CAP’s John Griffith proposes solution for Treasury to overcome DeMarco’s opposition: “…the Treasury Department should bite the bullet and pay the full cost of principal reductions at Fannie and Freddie through the Home Affordable Modification Program. There are two ways Treasury can accomplish this. Based on current program rules, Treasury covers between 18 cents and 63 cents on each dollar of forgiven through the program’s Principal Reduction Alternative. If the Federal Housing Finance Agency were to ratchet that number up to 100 cents on the dollar for certain Fannie- and Freddie-backed loans, then its cost concerns would no longer be an issue.
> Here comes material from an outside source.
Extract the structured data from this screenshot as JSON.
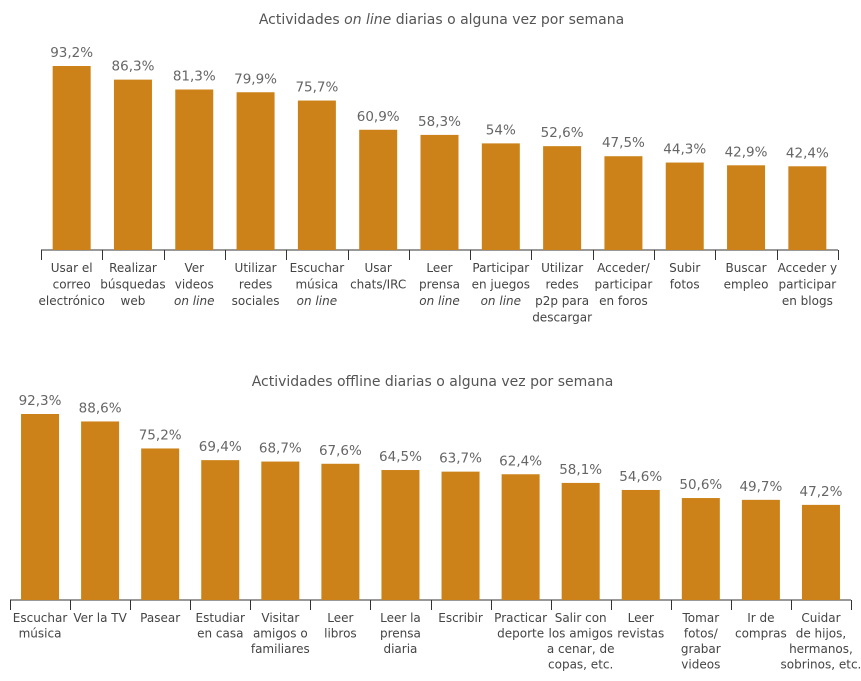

Alternatively, Treasury could just use funds from the standard Home Affordable Modification Program to pay off in full any amount that would otherwise be set aside as forbearance in Fannie and Freddie’s existing standard for this program.”
Fraudulent mortgage robo-signing firm settles in MO. AP: “Missouri has reached a settlement with a mortgage-services company over criminal accusations that the company had used fake signatures on documents to speed the processing of home foreclosures … Lender Processing Services, the parent company of DocX, will pay Missouri $1.5 million and reimburse the attorney general’s office $500,000 for the cost of the investigation … Lender Processing Services also agreed to cooperate with [AG Chris] Koster’s continuing criminal investigation of the former DocX president, Lorraine O. Brown.”
Bank of America subpoenaed in Libor investigation: “Bank of America said it’s cooperating with regulators and that it has been named as a defendant, along with other Libor- setting banks, in lawsuits from investors who may have incurred losses on assets tied to the benchmark.”